A: After fitting the curve model to the observed response, CurveCurator calculates an F-value and p-value for each regression curve. The user has then defined an alpha threshold (to control statistical significance) and a fold change threshold (to define biological relevance) that are both used to find high-quality curves in the dataset. The relevance score combines these two properties of significance and biological relevance into a single number for each curve. Consequently, the previous hyperbolic decision boundary in the classical volcano plot will be a single relevance threshold in the alternative volcano plot after the transformation.

Q: Can CurveCurator deal with data other than dose-response data, such as temperature-response or time-response data?

A: CurveCurator was specifically optimized for dose-response data, where the response is typically expected to be sigmoidal in the log-transformed space. Other x-dimensions, such as time, can be processed and assessed principally, but CurveCurator will miss any non-sigmoidal behaviors. Furthermore, the x-dimension is currently always log10-transformed. If your data is sigmoidal in real space, you could pow10-transform the "doses" in the toml file to counteract the log10-transformation. We plan to make this more convenient in the future.

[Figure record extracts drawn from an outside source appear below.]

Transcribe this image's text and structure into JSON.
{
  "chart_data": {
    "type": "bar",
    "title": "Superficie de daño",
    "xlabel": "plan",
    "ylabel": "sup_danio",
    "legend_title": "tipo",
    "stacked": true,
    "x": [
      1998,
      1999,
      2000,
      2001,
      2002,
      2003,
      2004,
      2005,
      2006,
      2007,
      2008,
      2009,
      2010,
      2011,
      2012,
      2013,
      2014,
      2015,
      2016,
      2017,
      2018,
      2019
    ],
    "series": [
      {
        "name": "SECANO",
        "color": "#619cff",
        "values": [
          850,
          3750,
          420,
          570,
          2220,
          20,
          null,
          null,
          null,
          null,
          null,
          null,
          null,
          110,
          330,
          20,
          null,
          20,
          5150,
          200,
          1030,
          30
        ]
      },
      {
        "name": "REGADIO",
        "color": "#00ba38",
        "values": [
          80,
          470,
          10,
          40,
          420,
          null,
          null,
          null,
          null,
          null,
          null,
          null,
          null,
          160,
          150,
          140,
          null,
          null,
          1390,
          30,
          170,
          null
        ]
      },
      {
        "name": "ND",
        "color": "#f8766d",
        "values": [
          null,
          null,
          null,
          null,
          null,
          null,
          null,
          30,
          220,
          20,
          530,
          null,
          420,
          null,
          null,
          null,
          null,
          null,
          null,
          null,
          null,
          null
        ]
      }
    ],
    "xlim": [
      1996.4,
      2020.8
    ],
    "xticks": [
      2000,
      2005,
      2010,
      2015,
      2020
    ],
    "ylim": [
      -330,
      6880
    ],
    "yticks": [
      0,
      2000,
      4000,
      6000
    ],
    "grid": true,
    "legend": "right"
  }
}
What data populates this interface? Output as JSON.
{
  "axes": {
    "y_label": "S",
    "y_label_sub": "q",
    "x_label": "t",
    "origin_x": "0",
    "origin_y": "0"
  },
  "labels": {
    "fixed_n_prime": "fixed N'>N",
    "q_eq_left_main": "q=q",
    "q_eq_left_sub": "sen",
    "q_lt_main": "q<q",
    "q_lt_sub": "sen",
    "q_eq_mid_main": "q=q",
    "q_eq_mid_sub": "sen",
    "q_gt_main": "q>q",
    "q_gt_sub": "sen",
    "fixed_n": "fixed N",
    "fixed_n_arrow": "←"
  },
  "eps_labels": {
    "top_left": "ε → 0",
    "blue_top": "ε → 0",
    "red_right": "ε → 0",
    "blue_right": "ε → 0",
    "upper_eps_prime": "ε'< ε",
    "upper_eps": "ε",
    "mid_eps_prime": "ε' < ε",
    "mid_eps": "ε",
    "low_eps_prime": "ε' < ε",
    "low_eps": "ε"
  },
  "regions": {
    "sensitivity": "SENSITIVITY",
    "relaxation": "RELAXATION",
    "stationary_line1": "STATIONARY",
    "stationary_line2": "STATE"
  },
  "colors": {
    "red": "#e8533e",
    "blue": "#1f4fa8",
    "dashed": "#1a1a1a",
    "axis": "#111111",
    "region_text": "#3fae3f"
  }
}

Q: Can I combine experiments with different doses into the same analysis run?

A: Unfortunately, this is not possible at the moment. Please split your data by experiment dose range and run them separately. We plan to make this more convenient in the future.

Q: Where can I get more information and help?

A: We added many additional information to the supplementary text of the original CurveCurator publication starting from page 13.